Phillip Pearson - web + electronics notes

tech notes and web hackery from a new zealander who was vaguely useful on the web back in 2002 (see: python community server, the blogging ecosystem, the new zealand coffee review, the internet topic exchange).

2008-7-7

Distributing initial configuration information

One thing I've never seen satisfactorily explained for distributed fault-tolerant web apps is how to distribute configuration information. For example, if you have a cluster of web servers and a pair of MySQL database servers in dual-master-single-writer configuration (both configured to replicate from each other for easy failover, but with only one handling writes), how do the web servers figure out who the master should be? Especially, when a master server goes down, then comes back online (possibly in an inconsistent state), how does it know whether it should become active again or not?

One failure model I have in mind is where you have [clusters of] servers in different locations, such that you need to change DNS to fail over from one location to another. In this case, some clients may still have the old IP address for your website in their cache, so if a colo loses its network connection and the site fails over to a different colo, but then the initial colo comes back up, it needs to know ASAP whether it's meant to be serving traffic or redirecting to the other location, or there's a danger that it will accept updates from clients, which will be hard to reconcile later. (Assuming you're not using an 'eventual consistency' model, in which case the system will probably sort things out by itself).

Also, say each cluster hosts DNS. A cluster that has recently lost its network connection shouldn't start serving DNS immediately upon going back online, in case a failover operation has resulted in records changing.

What I'd like [to build?] is a service that distributes configuration information between hosts, in such a way that the hosts can determine whether they are safe to go online or not, and which hosts are currently authoritative.

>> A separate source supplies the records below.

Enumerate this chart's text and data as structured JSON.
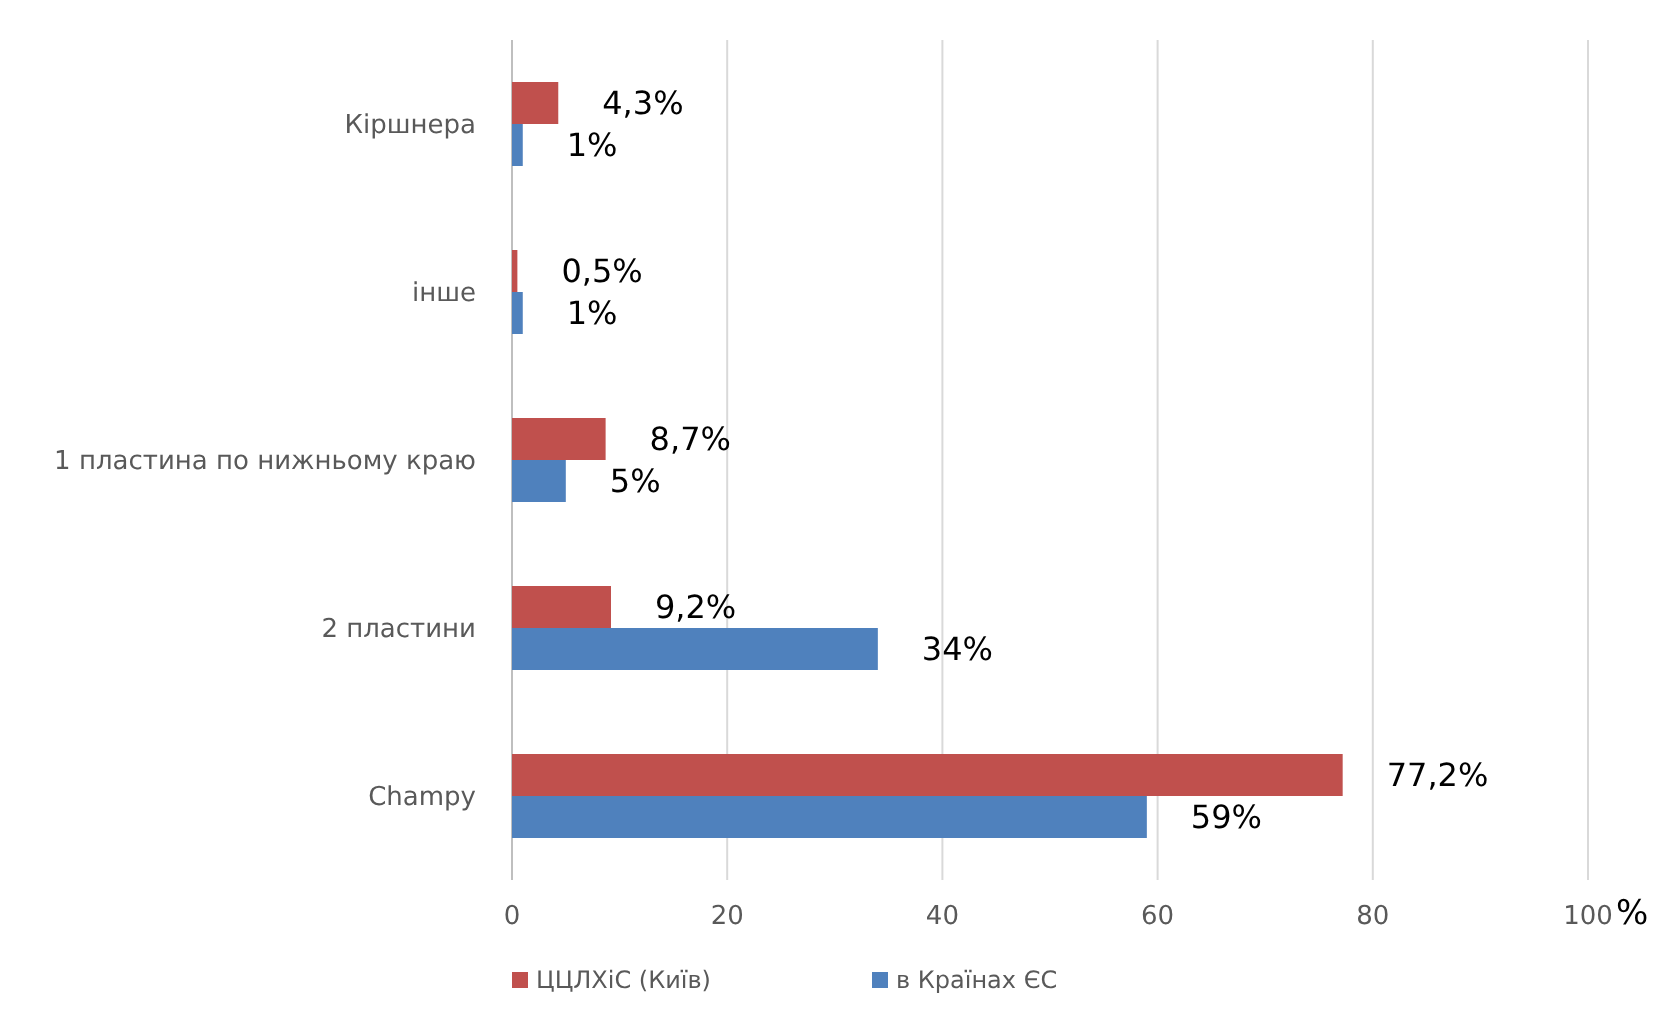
{
  "chart_data": {
    "type": "bar",
    "orientation": "horizontal",
    "categories": [
      "Кіршнера",
      "інше",
      "1 пластина по нижньому краю",
      "2 пластини",
      "Champy"
    ],
    "series": [
      {
        "name": "ЦЦЛХіС (Київ)",
        "color": "#c0504d",
        "values": [
          4.3,
          0.5,
          8.7,
          9.2,
          77.2
        ],
        "value_labels": [
          "4,3%",
          "0,5%",
          "8,7%",
          "9,2%",
          "77,2%"
        ]
      },
      {
        "name": "в Країнах ЄС",
        "color": "#4f81bd",
        "values": [
          1,
          1,
          5,
          34,
          59
        ],
        "value_labels": [
          "1%",
          "1%",
          "5%",
          "34%",
          "59%"
        ]
      }
    ],
    "xlim": [
      0,
      100
    ],
    "xticks": [
      0,
      20,
      40,
      60,
      80,
      100
    ],
    "xlabel": "%",
    "grid": "x",
    "legend": "bottom"
  }
}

So when a web host starts up, it can conclusively figure out where its database servers are and whether it should be redirecting (or answering at all), and when a master database host starts up, it can conclusively figure out whether it should accept updates from clients or whether it should rebuild itself from a new master.

The best lead I have so far is the Paxos algorithm, and Google's Chubby filesystem/lock manager. I think the trick will be for each host to maintain a local database of settings (host locations, active colos etc), versioned with the Paxos proposal number, and to continuously poll other hosts. When a host loses contact with enough other hosts to not have a quorum for Paxos, it should deactivate itself.

I haven't thought this through well enough yet, though. Another interesting thing to try would be for all hosts to determine network connectivity, and to vote on what other hosts/colos are down, to determine what to do with DNS and database master selection...

Update: I've found a project that may do this: see my next post, on ZooKeeper.

Hadoop up and running... now what to do with it?

I've had a pile of unused but relatively powerful (one Athlon 1333, one Athlon XP 2100+ and two Athlon XP 2800+) computers sitting around not doing anything for the last little while. I've been meaning to hook them all up together, along with the various laptops in the house, into some sort of cluster to play around with for a while. Finally got around to installing Hadoop on a couple of yesterday, so now I have a little mini-cluster here.

Hadoop is interesting; my initial expectation was that it would be a general distributed task/job handling system that happens to handle Map/Reduce type workflows, but from the looks of things it's more the other way around - it's completely built to run Map/Reduce jobs (in particular ones which handle large numbers of records from log files or databases) and can possibly be hacked to handle general distributed jobs.

The one distributed job I want to try to run on it doesn't quite fit the Map/Reduce model, but that's probably just because of how it's structured right now. It's an "embarrassingly parallel" type problem with lots of brute-force testing (machine learning stuff) that boils down to something like average { map { evaluate(best_of(map { test_candidate } find_candidates)) } (split $input) }.

I guess the way to do it is to run it as three consecutive Map/Reduce jobs.

1. Only Map: $sets_of_candidates = map { find_candidates } (split $input)

2. Map/Reduce: $best_candidates = best_of { map { test } ($sets_of_candidates) }

3. Map/Reduce: $evaluation = average { map { evaluate } ($best_candidates) }

An interesting observation is that while the model is named Map/Reduce, the initial step, splitting the data up, is really important too. I get the impression that much of the work that's gone into Hadoop has been in the area of intelligently dividing data between workers.